The MDR introduces the separation between the technical documentation and the conformity assessment procedures. Thus, it is established that the technical documentation needs to be considered as a set of documents that store some given information (e.g. design and specification details), sum up some given results (e.g. risk management, validations and verifications), plan and gather some given processes (e.g. clinical evaluations and post-market surveillance). This way, the legislator purpose comes out clearly to consider the technical documentation as a summary of activities not crystallised in time but continuous and progressive. At the same time, conformity assessment procedures are identified and defined exactly for the same purpose they had in the old directive and that is operations intended to determine the medical device conformity and its corresponding and consequent maintenance. In such view, the technical documentation defined in Annexes II and III of MDR represents the fundamental information within the conformity assessment process.

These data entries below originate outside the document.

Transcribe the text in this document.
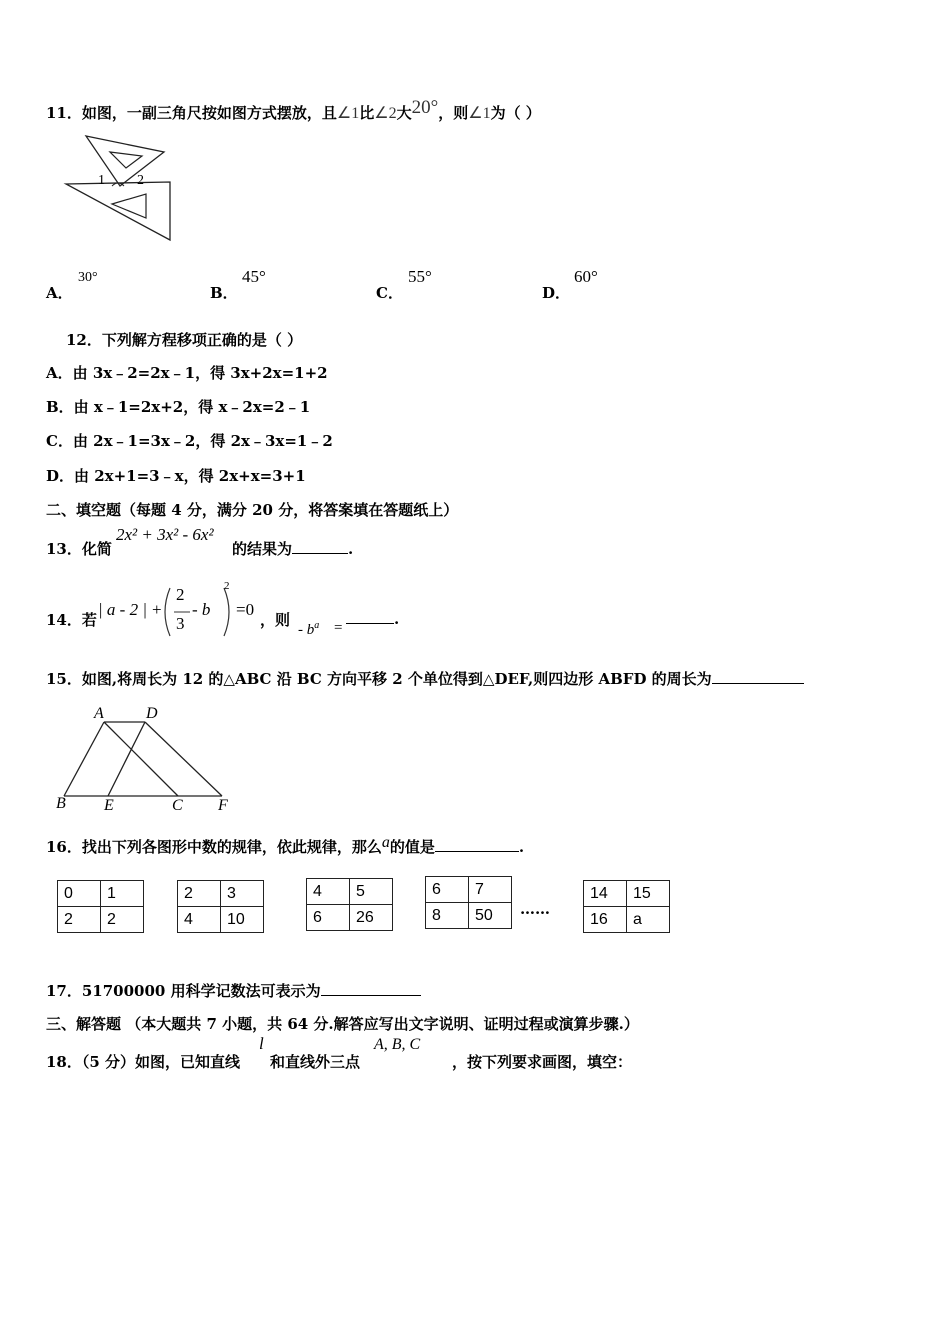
11．如图，一副三角尺按如图方式摆放，且∠1比∠2大20°，则∠1为（ ）
1 2
A．
30°
B．
45°
C．
55°
D．
60°
12．下列解方程移项正确的是（ ）
A．由 3x﹣2=2x﹣1，得 3x+2x=1+2
B．由 x﹣1=2x+2，得 x﹣2x=2﹣1
C．由 2x﹣1=3x﹣2，得 2x﹣3x=1﹣2
D．由 2x+1=3﹣x，得 2x+x=3+1
二、填空题（每题 4 分，满分 20 分，将答案填在答题纸上）
13．化简
2x² + 3x² - 6x²
的结果为	.
14．若
| a - 2 | +
2
3
- b
2
=0
，则
- $b^a$ =	.
15．如图,将周长为 12 的△ABC 沿 BC 方向平移 2 个单位得到△DEF,则四边形 ABFD 的周长为
A	D
B E	C F
16．找出下列各图形中数的规律，依此规律，那么a的值是	.
0	1
2	2
2	3
4	10
4	5
6	26
6	7
8	50 ……
14	15
16	a
17．51700000 用科学记数法可表示为
三、解答题 （本大题共 7 小题，共 64 分.解答应写出文字说明、证明过程或演算步骤.）
18．（5 分）如图，已知直线
l
和直线外三点
A, B, C
，按下列要求画图，填空：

Thus, it is possible to draw associations between annexes of the old directive and corresponding ones in the new regulation (fig.1). The six annexes pertaining to the conformity assessment procedures of the old MDD (Annexes II to VII) are shrunk to three (Annexes IX to XI). This is due essentially to the merge into the new Annex XI of the old Annexes IV to VI. At the same time, Annex VII of the old MDD (for class I medical devices) disappears for two reasons: the technical documentation recalled into it is now included in the new Annexes II and III and second, the new MDR establishes from default to institute a quality management system as general obligation of manufacturers, that is not connected to the risk class of the medical device.

Fig. 1

Two changes are going to surface in the ordinary conformity assessment procedures: the need of a Notified Body for the assessment of custom-made medical devices that are also implantable class III and of reusable surgical instruments (fig.2).

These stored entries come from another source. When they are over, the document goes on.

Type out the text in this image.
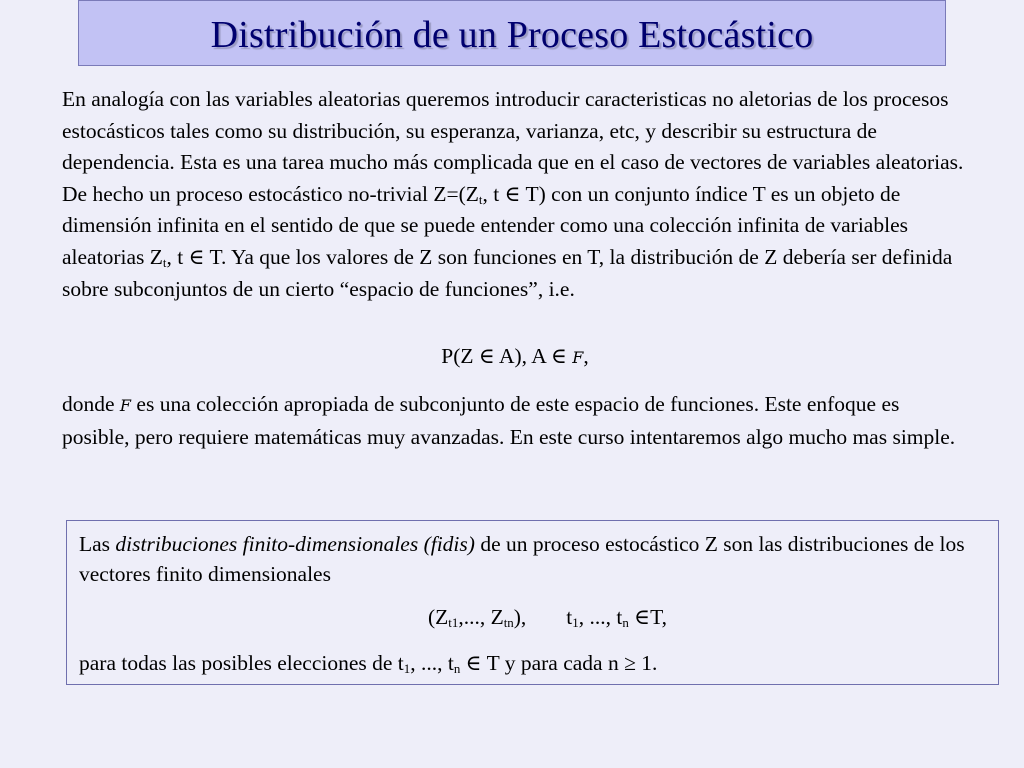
Distribución de un Proceso Estocástico

En analogía con las variables aleatorias queremos introducir caracteristicas no aletorias de los procesos estocásticos tales como su distribución, su esperanza, varianza, etc, y describir su estructura de dependencia. Esta es una tarea mucho más complicada que en el caso de vectores de variables aleatorias. De hecho un proceso estocástico no-trivial $Z=(Z_t$, t ∈ T) con un conjunto índice T es un objeto de dimensión infinita en el sentido de que se puede entender como una colección infinita de variables aleatorias $Z_t$, t ∈ T. Ya que los valores de Z son funciones en T, la distribución de Z debería ser definida sobre subconjuntos de un cierto “espacio de funciones”, i.e.

P(Z ∈ A), A ∈ F,

donde F es una colección apropiada de subconjunto de este espacio de funciones. Este enfoque es posible, pero requiere matemáticas muy avanzadas. En este curso intentaremos algo mucho mas simple.

Las distribuciones finito-dimensionales (fidis) de un proceso estocástico Z son las distribuciones de los vectores finito dimensionales

($Z_{t1}$,..., $Z_{tn}$), $t_1$, ..., $t_n$ ∈T,

para todas las posibles elecciones de $t_1$, ..., $t_n$ ∈ T y para cada n ≥ 1.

Another change, of remarkable impact, is the introduction of specific additional procedures that will add to the ordinary ones. Said procedures are horizontal in the sense that they do relate to types of medical devices independently from their risk class (although the latter are anyway already fixed in most of the cases). These procedures have in common to require the recourse to a third body with respect to the Notified Body, such as the Competent Authority designated by a Member State in accordance with Directive 2001/83/EC on medicinal substances or EMA, which will have to provide a scientific opinion in cases of medical devices containing an ancillary medicinal products (opinion within 210 days), of medical devices based on substances that are absorbed or locally dispersed in the human body (opinion within 150 days), and of medical devices manufactured using or containing as integral part tissues or cells of human origin or their derivatives (opinion within 120 days). Another case is that of class III implantable medical devices and class IIb active medical devices intended to administer/remove medicinal products from the human body, where an Expert Group established according to Art.106 will have to provide a scientific opinion within 60 days from the communication, through the Commission, of the documentation on the medical device and its assessment by the Notified Body. In this case the opinion is not binding and the Expert Group can even decide, within 21 days, not to provide a scientific opinion.